Silahla Meslektaşımız öldürüldü.
2 Ekim 2018 tarihinde, İstanbul Bahçelievler’de bulunan özel bir hastanede, tedavi ettiği hastasının silahlı saldırısına uğrayan ve yoğun bakımda tedavi altına alınan Ruh ve Sinir Hastalıkları Uzmanı Dr. Fikret Hacıosman yapılan tüm müdahalelere rağmen hayatını kaybetti.
Sağlık Bakanlığı’nın verilerine göre, 14 Mayıs 2012 ile 1 Nisan 2018 tarihleri arasında kayıtlara geçen şiddet vakası sayısı 68 bin 375 ve kayıt altına alınan vakaların yüzde 30’ında sağlık çalışanlarının fiziki şiddete maruz kaldıkları görülmektedir.

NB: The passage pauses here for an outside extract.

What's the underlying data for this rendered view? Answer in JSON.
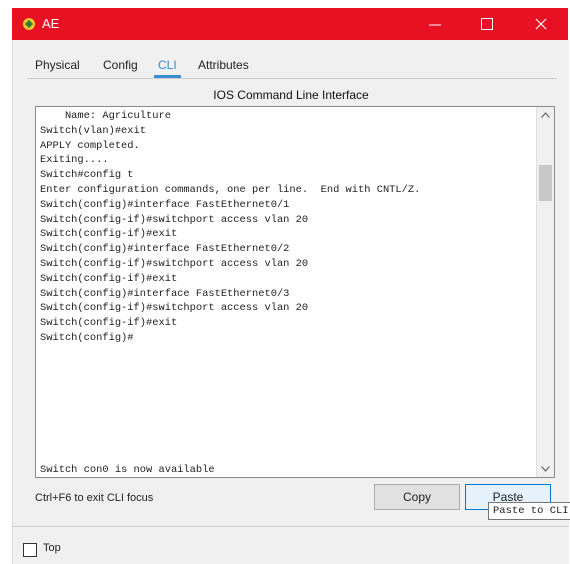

Son 6 yılda 20 bin 706 sağlık çalışanı fiziki saldırıya uğradı ve yine Sağlık Bakanlığı’nın verilerine göre 2014-2017 yılları arasında her saat başı bir doktor şiddete maruz kaldı.
2018 yılının ilk 4 ayında sağlık kurumlarında 2 bin 934 şiddet vakası yaşandı…
Sağlık çalışanlarına yönelik şiddet sürüyor. Dr. Fikret Hacıosman’ın öldürülmesi de sağlık çalışanlarına yönelik saldırılarda gelinen son nokta…
Bu durum kınama ve taziyeyle geçiştirilemez artık…
Sağlıkta Şiddeti Önleme Yasası bir an önce devreye sokulmasının yanı sıra bireysel silahlanmada önlenmeli…
Bireysel silahlanmadaki artışın silahlı şiddeti de artırdığı bir gerçek…
Bu nedenle her önüne gelenin bakkaldan peynir ekmek alır gibi silah alması önlenmeli…
Caydırıcı cezalar getirilmeli…
Tabii sadece alanlara değil, satanlara da…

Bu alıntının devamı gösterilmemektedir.